经常玩的是“滋花架大炮”,充分发扬勤俭节约的美德,把蔫屁儿的炮从中间掰开,不掰断,成人字形,露出火药,架上一个新鞭炮,让捻儿挨着火药,然后一点,便会在看到“滋花”的同时听见“炮声”,“滋花架大炮”便因此得名。被“滋花”滋过的地面,都会留下一小块儿灰,每年春节过后,北京大街小巷上便布满了这些小灰块儿。
那时候还玩过“定时炸弹”,把一小截燃着的香放在隐蔽处,将鞭炮的捻儿搭在香还没着到的部位,等香着到这个部位,鞭炮就被点着了,会出其不意地响了。如果此时恰好有人经过这里,必然会吓一大跳。有一次我们安置了这个炸弹,躲在暗处等候,一个拎着礼盒的阿姨经过,鞭炮响了,她被炸得跳了起来——是吓的,足有半米多高,我估计她年轻的时候上体育课也没跳过这么高,于是知道了人的弹跳力竟有如此巨大的潜能可挖掘——然后对着空气骂道:“操你妈的,哪个小兔崽子干的!”

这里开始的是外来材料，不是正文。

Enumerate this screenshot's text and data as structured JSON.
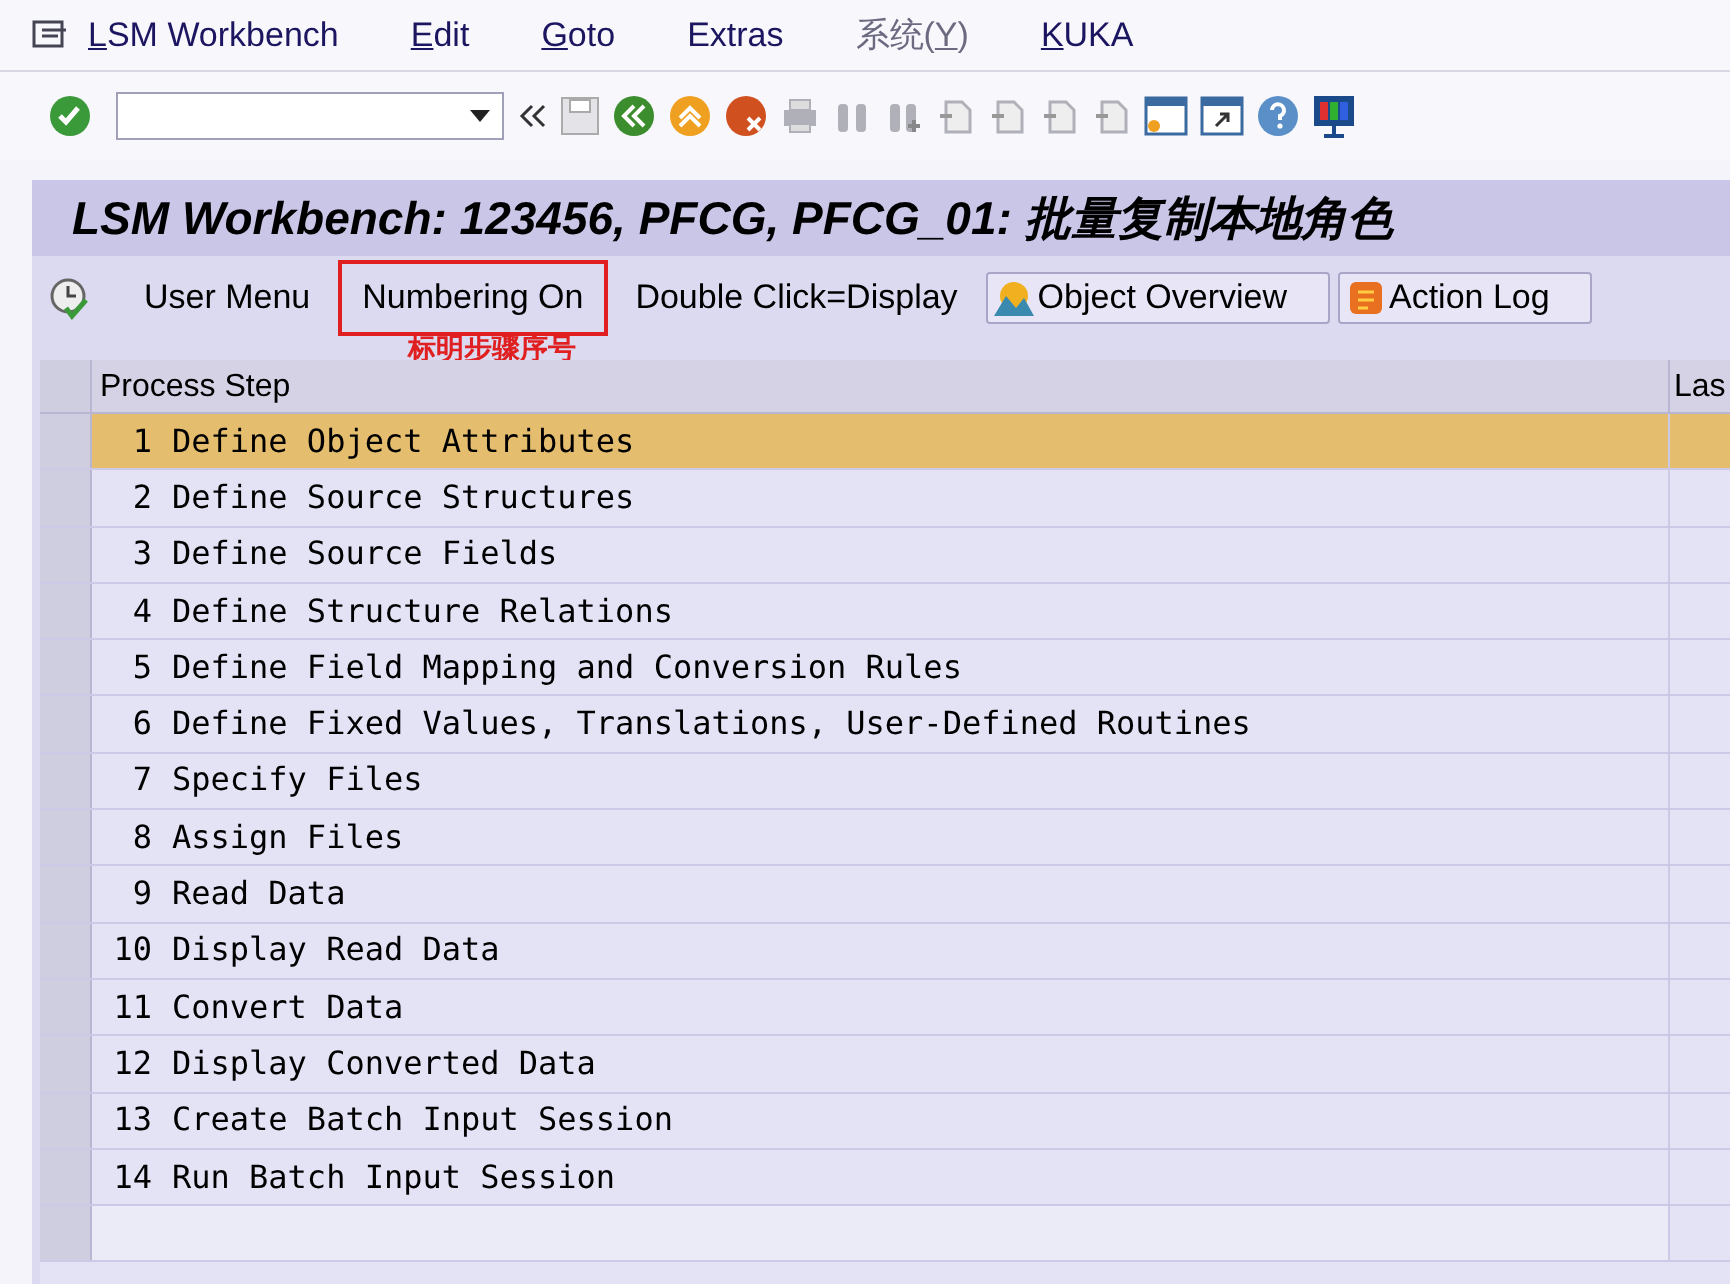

一到三十,庙会就开始了。以前在我看来,庙会虽然是人在逛,但其实是肚子在逛。从传统的茶汤、炸糕、灌肠、炒肝、爆肚、馄饨侯,到现在的各种烧烤、丸子、地方小吃,庙会上这些摊位前的人是最多的。该吃的都吃烦了,再逛庙会,注意力便从吃的摊位转移了,终于知道,除了吃的,还有拉洋片、卖皮影、卖剪纸的,庙会原来也是民俗文化的集会!
吃,始终是过年的主题,很少听说有谁过完年后瘦了。一进腊月,朋友间的聚会便多了,一直到正月十五,似乎天天在和人吃饭。生活水平再高,天天吃好的,吃到没胃口,也不是什么幸福的事儿,反而平时粗茶淡饭能让人对吃保持着热情。所以,正月十五一过,很多人会有短暂的(色色小说厌食症,直到过年期间积攒的油脂消耗得差不多了,胃口才会恢复正常。